Thursday 3 December 2009

Today we look a bit more at Ubuntu - Michael Battle.

To become a healthy person we must be fully human both as a person in community and as a self-differentiated person. My argument, however, is that the very act of self-differentiation is itself the beauty of Ubuntu. You cannot know you are unique or beautiful or intelligent without the reference point of a community in which such attributes become intelligible. We need to become communal selves.

A healthy person also means a healthy community because the two are to be so tied together. This sounds very much like family systems. A healthy community is able to have individual who offer their gifts and yet do not attempt to destroy the integrity of the other. We become more fully human as we interact and the interactions are honest, caring, deliberate, and truthful. When that is the case, we can count on others to help us on our journey - no matter where we are going. We also become a part of the making of other's journeys. Within the community, each individual cannot collapse him/her self into the the image of the community. Rather, we must each become the individuals we must be - unique and valuable and coming into the community with gifts that can and will be of benefit to the rest even as the community is a benefit to the individual. We we simply become enmeshed in the community we can easily lose ourselves and that...can look like a cult. Ubuntu seems to avoid such cult making.

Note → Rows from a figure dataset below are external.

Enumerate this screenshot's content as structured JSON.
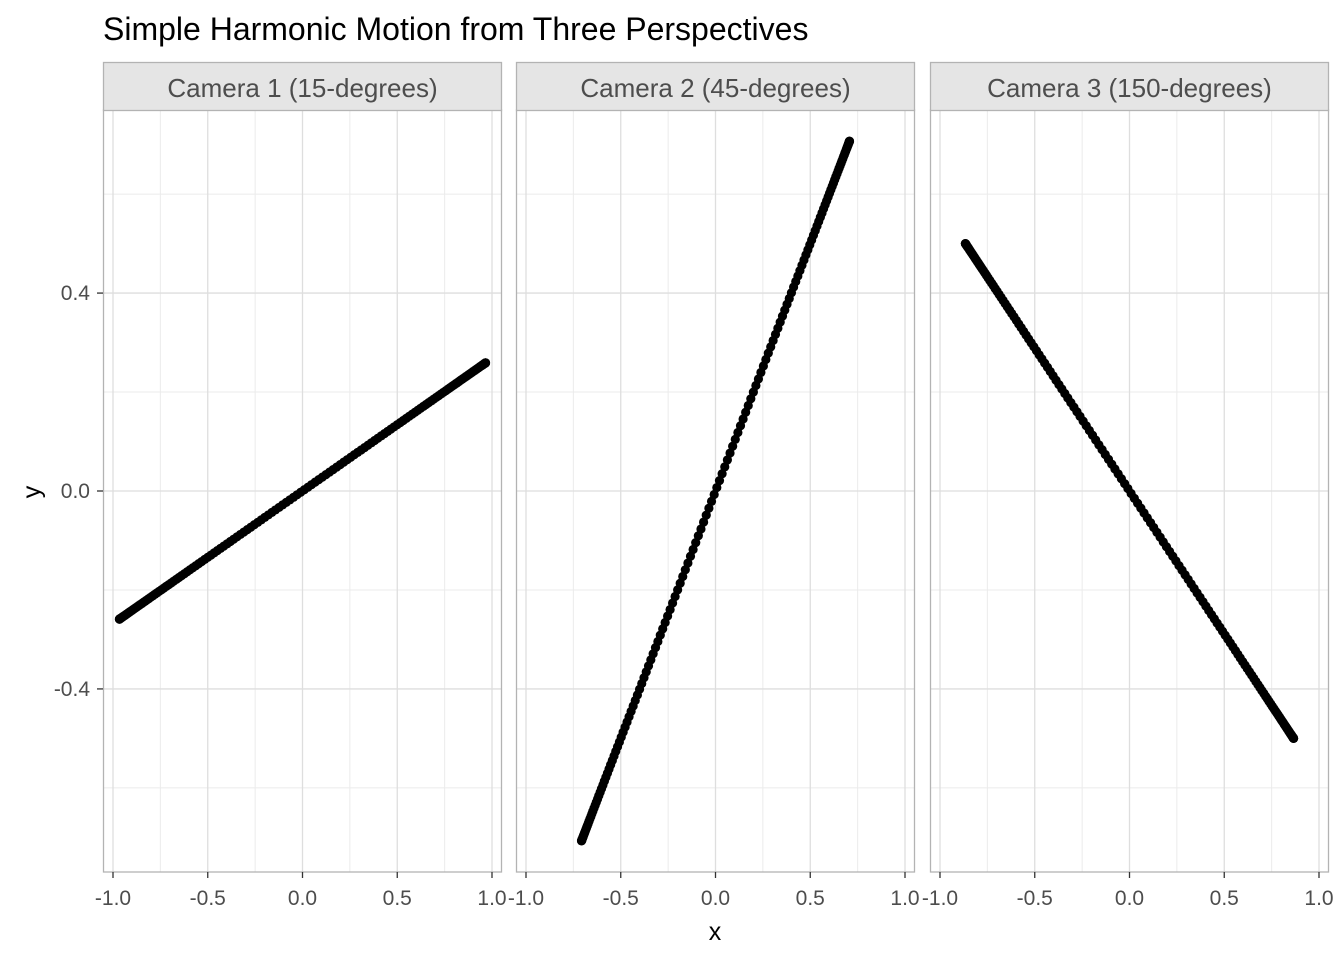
{
  "chart_data": {
    "type": "scatter",
    "title": "Simple Harmonic Motion from Three Perspectives",
    "xlabel": "x",
    "ylabel": "y",
    "xlim": [
      -1.0,
      1.0
    ],
    "ylim": [
      -0.77,
      0.77
    ],
    "x_ticks": [
      "-1.0",
      "-0.5",
      "0.0",
      "0.5",
      "1.0"
    ],
    "y_ticks": [
      "0.4",
      "0.0",
      "-0.4"
    ],
    "y_tick_values": [
      0.4,
      0.0,
      -0.4
    ],
    "x_tick_values": [
      -1.0,
      -0.5,
      0.0,
      0.5,
      1.0
    ],
    "grid": true,
    "point_color": "#000000",
    "strip_fill": "#e5e5e5",
    "grid_color": "#dedede",
    "border_color": "#b3b3b3",
    "panels": [
      {
        "label": "Camera 1 (15-degrees)",
        "angle_deg": 15,
        "x_range": [
          -0.966,
          0.966
        ],
        "y_range": [
          -0.259,
          0.259
        ]
      },
      {
        "label": "Camera 2 (45-degrees)",
        "angle_deg": 45,
        "x_range": [
          -0.707,
          0.707
        ],
        "y_range": [
          -0.707,
          0.707
        ]
      },
      {
        "label": "Camera 3 (150-degrees)",
        "angle_deg": 150,
        "x_range": [
          -0.866,
          0.866
        ],
        "y_range": [
          0.5,
          -0.5
        ]
      }
    ]
  }
}
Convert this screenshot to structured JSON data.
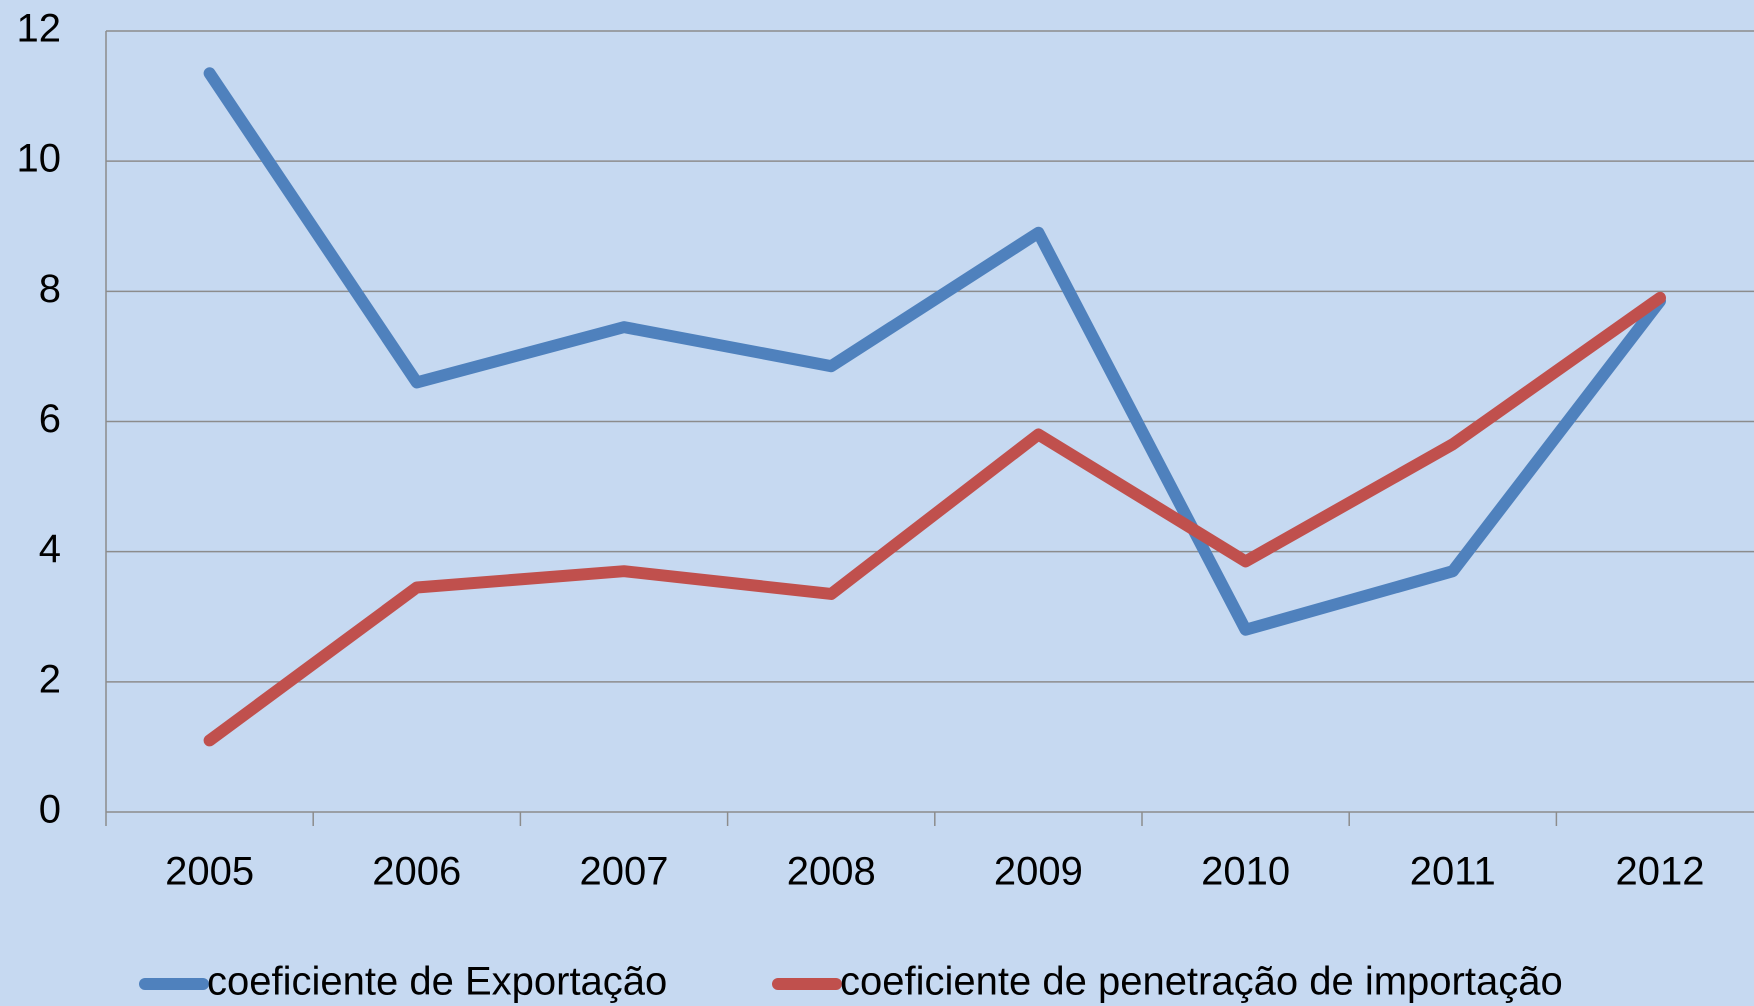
{
  "chart_data": {
    "type": "line",
    "categories": [
      "2005",
      "2006",
      "2007",
      "2008",
      "2009",
      "2010",
      "2011",
      "2012"
    ],
    "series": [
      {
        "name": "coeficiente de Exportação",
        "color": "#4f81bd",
        "values": [
          11.35,
          6.6,
          7.45,
          6.85,
          8.9,
          2.8,
          3.7,
          7.85
        ]
      },
      {
        "name": "coeficiente de penetração de importação",
        "color": "#c0504d",
        "values": [
          1.1,
          3.45,
          3.7,
          3.35,
          5.8,
          3.85,
          5.65,
          7.9
        ]
      }
    ],
    "ylim": [
      0,
      12
    ],
    "yticks": [
      0,
      2,
      4,
      6,
      8,
      10,
      12
    ],
    "grid": true,
    "legend": "bottom"
  }
}
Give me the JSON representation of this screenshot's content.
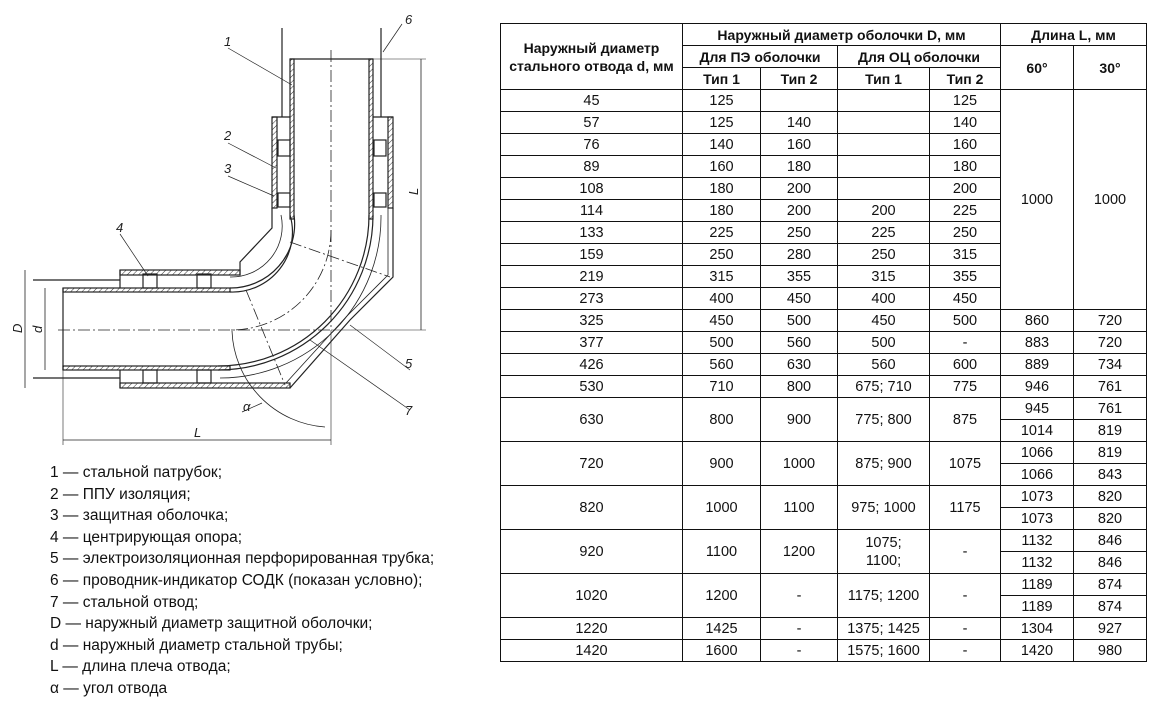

Connection: Though each of us is a vital part of the whole, the community (or family) in which we live must be a living organism that weighs in to nurture each person. Sometime, that means being able to say yes and no.

Stir up our hearts, O God, and come among us to shape a people who are eager to embrace all who long to be a part of the creative image of your Reign. Remind us of the wonder that comes as we expand our lives within the wideness of your community of saints. Amen.